The only home I’ve never left
My parents created a slot canyon lined with blankets in the backseat where, tented by picture books, I camped for the nine-hour drive. Dick, Jane, Sally couldn't leave school grounds, but Sam I Am, Little Bear, and Miss Suzy the squirrel -- the entirety of my personal library -- accompanied me.
Previously, the few times my family had driven upstate, we left New York City after rush hour. Sunset burned outside the windshield. Above the illuminated highway stripes, black undulating humps rose lightless, lifeless.
"Mountains," my father said.
Monsters I heard and cowered.
This trip, we'd rise with the sun, drive all day, and get to Niagara Falls by dinnertime. None of us knew it back then, but we would move cross-state a total of five times in my first six years of school: west, east, south, north, center. Me the new kid, again and again and again.
By the second move I grasped that classmates couldn't be counted on. I formed reliable relationships with books, idolizing heroines who worked their way out of scrapes. The orphan who seeded her imagination across the fields and forests of Prince Edward Island. The freckled girl whose composition notebooks filled with peer reviews made her an outcast. The bored little sister whose route to adventure has since become an internet cliche.
If I moved between September and June, I'd look for my storyfriends during library period. In summer, my father would walk me to the town library where I'd sign my name to my own card.
The reunion always began with Anne. I'd search the stacks, M for Montgomery, hoping not just for Green Gables and Avonlea but all six Anne books. Then F for Fitzhugh, Harriet the Spy, maybe even The Long Secret and Sport. The last a classic, C for Carroll, Alice in Wonderland and Through the Looking Glass.
By the third move I earned adult borrowing privileges. That summer I took The Andromeda Strain on vacation.
"Who's carrying who?" an adult called out, seeing the thick pages propped against my bony knees. "The kid or the book?"
My father joined Book-of-the-Month Club and passed along The Martian Chronicles. I liked S is for Space, but Dandelion Wine shook the welcome mat of small town life. Clinton, NY felt too close to Green Town, Illinois.
Childhood warned me: Don't look back.
I stay present physically but risk time travel through literature, rereading the same 1983 Bantam paperback every two years.

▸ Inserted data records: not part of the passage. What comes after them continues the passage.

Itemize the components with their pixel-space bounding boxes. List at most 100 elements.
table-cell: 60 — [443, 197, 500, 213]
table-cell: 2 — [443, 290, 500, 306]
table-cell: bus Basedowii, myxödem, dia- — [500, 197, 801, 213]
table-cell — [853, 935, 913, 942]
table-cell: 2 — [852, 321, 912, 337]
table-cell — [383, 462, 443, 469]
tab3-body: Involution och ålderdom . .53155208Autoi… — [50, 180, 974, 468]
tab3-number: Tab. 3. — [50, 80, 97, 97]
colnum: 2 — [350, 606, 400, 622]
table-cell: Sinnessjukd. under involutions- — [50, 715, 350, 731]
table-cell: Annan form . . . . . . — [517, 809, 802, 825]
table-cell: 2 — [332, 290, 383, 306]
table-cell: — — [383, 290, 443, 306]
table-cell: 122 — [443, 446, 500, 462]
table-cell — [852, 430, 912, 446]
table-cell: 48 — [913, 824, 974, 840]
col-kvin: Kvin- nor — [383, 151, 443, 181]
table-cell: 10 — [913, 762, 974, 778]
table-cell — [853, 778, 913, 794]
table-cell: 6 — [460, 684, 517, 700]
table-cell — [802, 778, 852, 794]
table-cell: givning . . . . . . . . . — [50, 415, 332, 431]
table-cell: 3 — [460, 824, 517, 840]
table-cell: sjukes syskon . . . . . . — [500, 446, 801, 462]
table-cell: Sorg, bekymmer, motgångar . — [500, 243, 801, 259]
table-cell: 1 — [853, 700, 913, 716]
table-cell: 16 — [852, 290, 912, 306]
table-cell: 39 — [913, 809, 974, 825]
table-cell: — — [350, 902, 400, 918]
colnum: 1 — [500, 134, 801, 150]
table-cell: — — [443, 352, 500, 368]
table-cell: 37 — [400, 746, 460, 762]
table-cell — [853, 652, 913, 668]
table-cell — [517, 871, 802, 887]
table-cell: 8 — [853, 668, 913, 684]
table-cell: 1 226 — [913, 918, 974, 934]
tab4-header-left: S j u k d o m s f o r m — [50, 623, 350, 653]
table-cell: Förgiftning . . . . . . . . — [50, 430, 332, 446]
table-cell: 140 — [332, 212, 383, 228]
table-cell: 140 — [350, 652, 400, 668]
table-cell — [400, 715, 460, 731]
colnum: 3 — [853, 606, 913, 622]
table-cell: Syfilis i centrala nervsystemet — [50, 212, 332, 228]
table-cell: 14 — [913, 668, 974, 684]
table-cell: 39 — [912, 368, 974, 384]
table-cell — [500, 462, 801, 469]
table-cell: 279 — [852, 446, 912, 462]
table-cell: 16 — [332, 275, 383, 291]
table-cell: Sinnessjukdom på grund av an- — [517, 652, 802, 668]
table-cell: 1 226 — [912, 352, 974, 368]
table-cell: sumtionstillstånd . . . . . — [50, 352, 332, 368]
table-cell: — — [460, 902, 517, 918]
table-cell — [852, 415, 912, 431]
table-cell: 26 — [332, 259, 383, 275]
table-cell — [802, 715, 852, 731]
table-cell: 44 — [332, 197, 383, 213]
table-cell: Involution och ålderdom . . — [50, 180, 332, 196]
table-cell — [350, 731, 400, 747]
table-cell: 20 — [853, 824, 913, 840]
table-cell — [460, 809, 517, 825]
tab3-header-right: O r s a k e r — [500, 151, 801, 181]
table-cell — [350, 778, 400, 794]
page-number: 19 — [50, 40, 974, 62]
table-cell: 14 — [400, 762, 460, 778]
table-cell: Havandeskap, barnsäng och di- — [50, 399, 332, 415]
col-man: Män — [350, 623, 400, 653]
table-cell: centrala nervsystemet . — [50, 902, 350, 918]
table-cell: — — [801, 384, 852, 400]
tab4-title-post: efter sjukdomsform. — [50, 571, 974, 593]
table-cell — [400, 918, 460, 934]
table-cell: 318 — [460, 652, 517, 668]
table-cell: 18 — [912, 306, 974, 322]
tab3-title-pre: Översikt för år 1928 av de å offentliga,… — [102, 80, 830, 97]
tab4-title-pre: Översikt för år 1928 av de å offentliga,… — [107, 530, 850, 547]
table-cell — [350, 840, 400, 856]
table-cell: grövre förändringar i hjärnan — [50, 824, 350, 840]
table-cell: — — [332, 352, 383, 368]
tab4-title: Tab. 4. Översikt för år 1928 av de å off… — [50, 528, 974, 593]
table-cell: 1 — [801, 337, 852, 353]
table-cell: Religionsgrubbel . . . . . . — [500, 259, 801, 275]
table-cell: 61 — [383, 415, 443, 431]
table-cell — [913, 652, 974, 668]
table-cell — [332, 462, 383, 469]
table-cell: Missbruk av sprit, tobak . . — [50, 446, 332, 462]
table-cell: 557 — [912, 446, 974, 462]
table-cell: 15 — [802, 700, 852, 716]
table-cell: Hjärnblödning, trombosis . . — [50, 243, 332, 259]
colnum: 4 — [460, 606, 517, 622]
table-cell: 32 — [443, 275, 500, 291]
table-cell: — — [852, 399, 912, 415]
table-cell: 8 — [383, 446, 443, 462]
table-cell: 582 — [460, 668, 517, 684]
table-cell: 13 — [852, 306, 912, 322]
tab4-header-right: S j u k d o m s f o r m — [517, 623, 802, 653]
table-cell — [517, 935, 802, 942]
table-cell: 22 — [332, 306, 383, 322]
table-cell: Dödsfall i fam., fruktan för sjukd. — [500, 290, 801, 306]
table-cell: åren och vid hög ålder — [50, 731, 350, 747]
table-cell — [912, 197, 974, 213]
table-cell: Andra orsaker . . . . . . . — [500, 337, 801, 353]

Little, Big by John Crowley is set in a folly house -- a home with multiple facades of varying architectural styles -- where generations of Drinkwaters and Barnables truck with fairies and discover "the further in you go, the bigger it gets." Formerly a rootless child, protagonist Smoky Barnable marries into a house that's both prison and portal.
Similarly, in the slot canyon covid has scoured, I've returned to blankets and books. Hunkered down I'm liberated, joyous inside my head, my imagination the only home I've never, ever left.